D’ores et déjà ils marquent des points et le P.C. recrute assez abon­dam­ment pour sa « bonne conduite » actuelle. Quant à Men­dès, il attend son heure, laquelle pour­rait bien son­ner un jour au pro­fit aus­si du Mol­let d’Ar­ras, tou­jours à sur­veiller celui-là, son Deferre à gauche, son Lacoste à droite. Cet homme qui, après les tomates algé­roises, envoya ses rares mili­tants à la Répu­blique pen­dant que lui, l’i­gnoble salaud, se plan­quait dans son fief, au milieu de « ses » mineurs ! Allait-il leur conseiller, pré­ci­sé­ment, une plus grande soli­da­ri­té avec leurs frères de Deca­ze­ville, les­quels cre­vèrent len­te­ment, inuti­le­ment, au milieu de l’in­dif­fé­rence géné­rale (ils n’eurent pas la chance, eux, d’être fou­tus en l’air dans une mine sar­roise à cause du manque de sécu­ri­té. Á Deca­ze­ville, des pares­seux, en Sarre, des mar­tyrs ?). Oui, il y eut bien des mil­lions de col­lec­tés mais la grève, mais l’ac­tion de tous pour un sou­tien effec­tif, où furent-elles ?

CE N’EST PAS FINI

Tous ces renie­ments, tous ces aban­dons, ce peuple les paie aujourd’­hui de 8 morts, de mil­liers d’autres en Algé­rie, en Indo­chine autre­fois. Il les paie aus­si d’un nazisme hon­teux, l’O.A.S., gagne-petit de l’as­sas­si­nat à domi­cile, spé­cia­liste en « raton­nades » et autres faits d’armes. Il risque de les payer bien plus cher si demain les fas­cistes ten­taient leur coup, envers et contre tout. Contre cette paix, prin­ci­pa­le­ment, qui après plus de sept années de guerre appa­raît au loin, der­rière la fumée des combats.

Cette paix où la révo­lu­tion algé­rienne com­men­ce­ra sa deuxième bataille : quand, les fusils enfin silen­cieux, s’en­ga­ge­ra la lutte pour la construc­tion d’un monde plus fra­ter­nel et peut-être, aus­si, plus réel­le­ment socialiste.

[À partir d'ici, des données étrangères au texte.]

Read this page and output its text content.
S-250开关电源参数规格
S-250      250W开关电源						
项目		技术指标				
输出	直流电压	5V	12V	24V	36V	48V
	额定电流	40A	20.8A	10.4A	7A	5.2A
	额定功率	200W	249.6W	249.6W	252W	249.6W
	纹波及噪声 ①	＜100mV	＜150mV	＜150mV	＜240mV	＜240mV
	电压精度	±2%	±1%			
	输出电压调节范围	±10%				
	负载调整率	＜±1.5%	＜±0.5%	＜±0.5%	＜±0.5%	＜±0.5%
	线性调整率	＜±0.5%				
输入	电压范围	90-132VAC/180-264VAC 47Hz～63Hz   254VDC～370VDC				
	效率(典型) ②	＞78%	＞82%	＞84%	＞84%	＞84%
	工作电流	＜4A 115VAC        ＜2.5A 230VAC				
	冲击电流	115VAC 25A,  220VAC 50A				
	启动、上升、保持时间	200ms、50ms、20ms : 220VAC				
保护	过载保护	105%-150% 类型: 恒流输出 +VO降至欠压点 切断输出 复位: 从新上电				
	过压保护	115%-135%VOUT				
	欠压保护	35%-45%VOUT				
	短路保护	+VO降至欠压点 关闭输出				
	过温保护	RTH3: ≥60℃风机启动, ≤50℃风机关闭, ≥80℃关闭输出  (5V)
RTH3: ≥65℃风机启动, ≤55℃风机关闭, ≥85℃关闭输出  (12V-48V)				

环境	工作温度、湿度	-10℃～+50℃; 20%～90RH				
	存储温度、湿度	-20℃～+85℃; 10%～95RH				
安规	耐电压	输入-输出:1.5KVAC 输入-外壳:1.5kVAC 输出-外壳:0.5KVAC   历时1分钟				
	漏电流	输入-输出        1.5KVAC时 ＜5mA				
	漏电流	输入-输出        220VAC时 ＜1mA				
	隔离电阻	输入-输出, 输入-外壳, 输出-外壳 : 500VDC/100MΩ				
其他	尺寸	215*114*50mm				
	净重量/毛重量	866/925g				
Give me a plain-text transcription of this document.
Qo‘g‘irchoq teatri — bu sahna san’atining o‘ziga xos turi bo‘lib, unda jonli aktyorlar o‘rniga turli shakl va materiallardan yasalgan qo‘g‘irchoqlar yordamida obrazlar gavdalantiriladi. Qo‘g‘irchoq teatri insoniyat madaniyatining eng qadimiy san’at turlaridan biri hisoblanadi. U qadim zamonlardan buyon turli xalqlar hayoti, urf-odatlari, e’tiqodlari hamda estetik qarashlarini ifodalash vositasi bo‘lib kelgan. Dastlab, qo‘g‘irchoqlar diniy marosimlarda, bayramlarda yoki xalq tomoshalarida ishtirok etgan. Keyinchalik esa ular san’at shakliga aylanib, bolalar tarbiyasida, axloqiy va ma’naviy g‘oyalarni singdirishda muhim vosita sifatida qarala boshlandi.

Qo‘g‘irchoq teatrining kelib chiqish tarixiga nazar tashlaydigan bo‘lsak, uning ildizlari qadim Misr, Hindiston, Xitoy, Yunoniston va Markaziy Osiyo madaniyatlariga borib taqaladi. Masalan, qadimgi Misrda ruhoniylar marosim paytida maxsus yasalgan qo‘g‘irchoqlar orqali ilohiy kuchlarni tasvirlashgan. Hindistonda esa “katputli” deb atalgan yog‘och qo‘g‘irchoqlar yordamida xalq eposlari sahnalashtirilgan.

Mais cette paix, com­bien nous aime­rions la saluer avec des cris de joie en même temps que des mil­lions d’êtres humains déchi­rés, fati­gués, meur­tris, déses­pé­rés, des deux côtés de la Méditerranée.

Et pour­tant, elle aus­si s’an­nonce avec les fra­cas des explo­sions, les cré­pi­te­ments des mitraillettes, l’é­cla­te­ment de la haine et du génocide.

Tant de pro­messes, de déma­go­gie, de « je vous ai com­pris », d’illu­sions et de men­songes per­pé­tués, tant d’am­bi­tions, de chan­tages et de jeux de poker ont réus­si à pla­cer une bonne par­tie de la popu­la­tion en Algé­rie dans une impasse de déses­poir, dans un cli­mat de folie col­lec­tive. Et si l’on ajoute à ce tableau cette recherche de la vio­lence, du racisme, de la haine comme ins­tru­ment de lutte des deux côtés – l’en­semble repré­sente un vrai cauchemar…

La réa­li­té est là : une domi­na­tion colo­nia­liste s’a­chève dans le sang et dans la dou­leur. Pou­vait-il en être autre­ment ? Pour les moyens, peut-être ; mais le but ne pou­vait être autre, l’in­dé­pen­dance natio­nale était trop for­te­ment dési­rée pour être ajour­née jus­qu’à l’infini.